Правда, времени для этого у него остается совсем немного, и сам Гай не рвется за стены школы.

Солнце немного опустилось, теперь оно было готово задеть Везувий своим краем, жара чуть-чуть спала, но только чуть-чуть.

Во дворе школы слышались команды охраны, подгоняющей рабов, — это привели новую партию, купленную вчера Каленом в Неаполе. Десять сильных молодых мужчин, из которых Гай отберет тех, кто станут гладиаторами, остальные отправятся в горы добывать камень, чтобы Помпеи наконец смогли полностью отстроиться после разрушительного землетрясения семнадцатилетней давности.

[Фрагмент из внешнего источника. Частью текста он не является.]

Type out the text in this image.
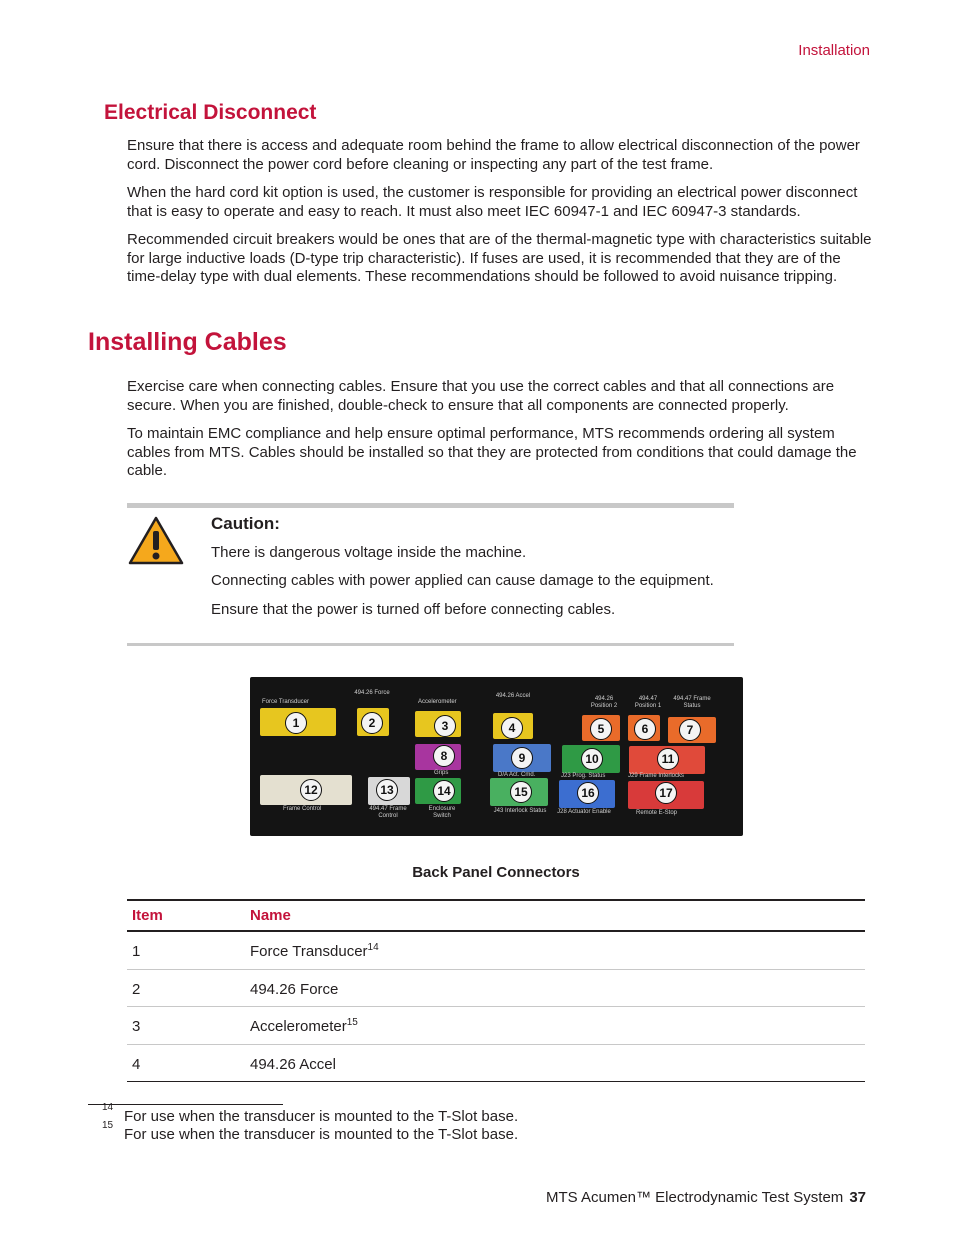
Installation
Electrical Disconnect

Ensure that there is access and adequate room behind the frame to allow electrical disconnection of the power cord. Disconnect the power cord before cleaning or inspecting any part of the test frame.

When the hard cord kit option is used, the customer is responsible for providing an electrical power disconnect that is easy to operate and easy to reach. It must also meet IEC 60947-1 and IEC 60947-3 standards.

Recommended circuit breakers would be ones that are of the thermal-magnetic type with characteristics suitable for large inductive loads (D-type trip characteristic). If fuses are used, it is recommended that they are of the time-delay type with dual elements. These recommendations should be followed to avoid nuisance tripping.

Installing Cables

Exercise care when connecting cables. Ensure that you use the correct cables and that all connections are secure. When you are finished, double-check to ensure that all components are connected properly.

To maintain EMC compliance and help ensure optimal performance, MTS recommends ordering all system cables from MTS. Cables should be installed so that they are protected from conditions that could damage the cable.

Caution:
There is dangerous voltage inside the machine.
Connecting cables with power applied can cause damage to the equipment.
Ensure that the power is turned off before connecting cables.
Force Transducer
494.26 Force
Accelerometer
494.26 Accel	494.26 Position 2
494.47 Position 1
494.47 Frame Status
Grips	D/A Act. Cmd.	J23 Prog. Status	J29 Frame Interlocks
Frame Control	494.47 Frame Control
Enclosure Switch
J43 Interlock Status J28 Actuator Enable	Remote E-Stop
1	2	3	4	5	6	7
8	9	10	11
12	13	14	15	16	17
Back Panel Connectors
Item	Name
1	Force Transducer$^{14}$
2	494.26 Force
3	Accelerometer$^{15}$
4	494.26 Accel
14
For use when the transducer is mounted to the T-Slot base.
15
For use when the transducer is mounted to the T-Slot base.
MTS Acumen™ Electrodynamic Test System 37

Проведшие целый день на жаре люди были измучены, их мучила жажда, но воды вдоволь не было, а та, что имелась, неприятно пахла. Обычно по прибытии в школу мыли всех, но сейчас Кален крикнул наставнику, что в баню пойдут только те, что останутся в школе.

Предстояло немедленно отобрать самых сильных и ловких, а для этого их нужно заставить сражаться учебными мечами, несмотря на жару и отсутствие воды.

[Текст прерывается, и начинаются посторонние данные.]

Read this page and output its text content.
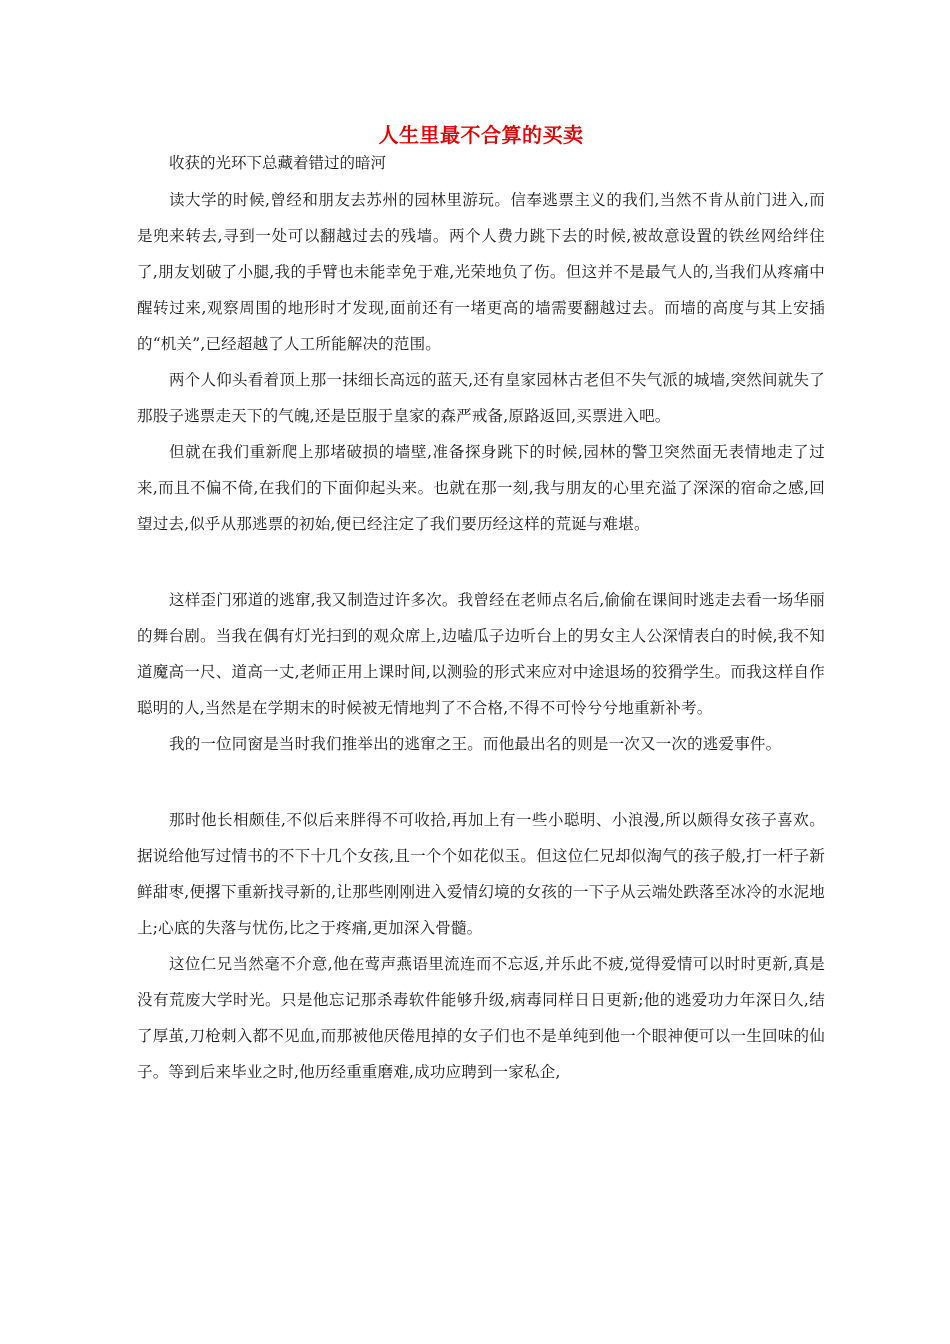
人生里最不合算的买卖

收获的光环下总藏着错过的暗河

读大学的时候,曾经和朋友去苏州的园林里游玩。信奉逃票主义的我们,当然不肯从前门进入,而是兜来转去,寻到一处可以翻越过去的残墙。两个人费力跳下去的时候,被故意设置的铁丝网给绊住了,朋友划破了小腿,我的手臂也未能幸免于难,光荣地负了伤。但这并不是最气人的,当我们从疼痛中醒转过来,观察周围的地形时才发现,面前还有一堵更高的墙需要翻越过去。而墙的高度与其上安插的“机关”,已经超越了人工所能解决的范围。

两个人仰头看着顶上那一抹细长高远的蓝天,还有皇家园林古老但不失气派的城墙,突然间就失了那股子逃票走天下的气魄,还是臣服于皇家的森严戒备,原路返回,买票进入吧。

但就在我们重新爬上那堵破损的墙壁,准备探身跳下的时候,园林的警卫突然面无表情地走了过来,而且不偏不倚,在我们的下面仰起头来。也就在那一刻,我与朋友的心里充溢了深深的宿命之感,回望过去,似乎从那逃票的初始,便已经注定了我们要历经这样的荒诞与难堪。

这样歪门邪道的逃窜,我又制造过许多次。我曾经在老师点名后,偷偷在课间时逃走去看一场华丽的舞台剧。当我在偶有灯光扫到的观众席上,边嗑瓜子边听台上的男女主人公深情表白的时候,我不知道魔高一尺、道高一丈,老师正用上课时间,以测验的形式来应对中途退场的狡猾学生。而我这样自作聪明的人,当然是在学期末的时候被无情地判了不合格,不得不可怜兮兮地重新补考。

我的一位同窗是当时我们推举出的逃窜之王。而他最出名的则是一次又一次的逃爱事件。

那时他长相颇佳,不似后来胖得不可收拾,再加上有一些小聪明、小浪漫,所以颇得女孩子喜欢。据说给他写过情书的不下十几个女孩,且一个个如花似玉。但这位仁兄却似淘气的孩子般,打一杆子新鲜甜枣,便撂下重新找寻新的,让那些刚刚进入爱情幻境的女孩的一下子从云端处跌落至冰冷的水泥地上;心底的失落与忧伤,比之于疼痛,更加深入骨髓。

这位仁兄当然毫不介意,他在莺声燕语里流连而不忘返,并乐此不疲,觉得爱情可以时时更新,真是没有荒废大学时光。只是他忘记那杀毒软件能够升级,病毒同样日日更新;他的逃爱功力年深日久,结了厚茧,刀枪刺入都不见血,而那被他厌倦甩掉的女子们也不是单纯到他一个眼神便可以一生回味的仙子。等到后来毕业之时,他历经重重磨难,成功应聘到一家私企,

Наставник его гладиаторов Гай получил письмо из Рима, в котором Постумий Асин Порций сообщил, что приедет на праздник Геркулеса и оплатит игры, наняв гладиаторов, а возможно, кого-то и купит.

Первая половина сообщения понравилась Калену, вторая… по поводу второй стоило еще подумать. У него не так много хороших гладиаторов, чтобы их продавать. Но если Гай воспитает новых, то пожалуйста.

Гай гражданин, никогда не был рабом, мало того, он из какого-то патрицианского рода, но скрывает это. Кален не задает вопросов, потому что лучше Гая никто в Помпеях, да и не только здесь, не умеет превращать бестолковых новобранцев в отменных бойцов. Наставник работает с гладиаторами меньше года, но амфитеатр ревет, когда на арену выходят воспитанники Гая. Вот главная ценность школы гладиаторов Помпеи — ее наставник.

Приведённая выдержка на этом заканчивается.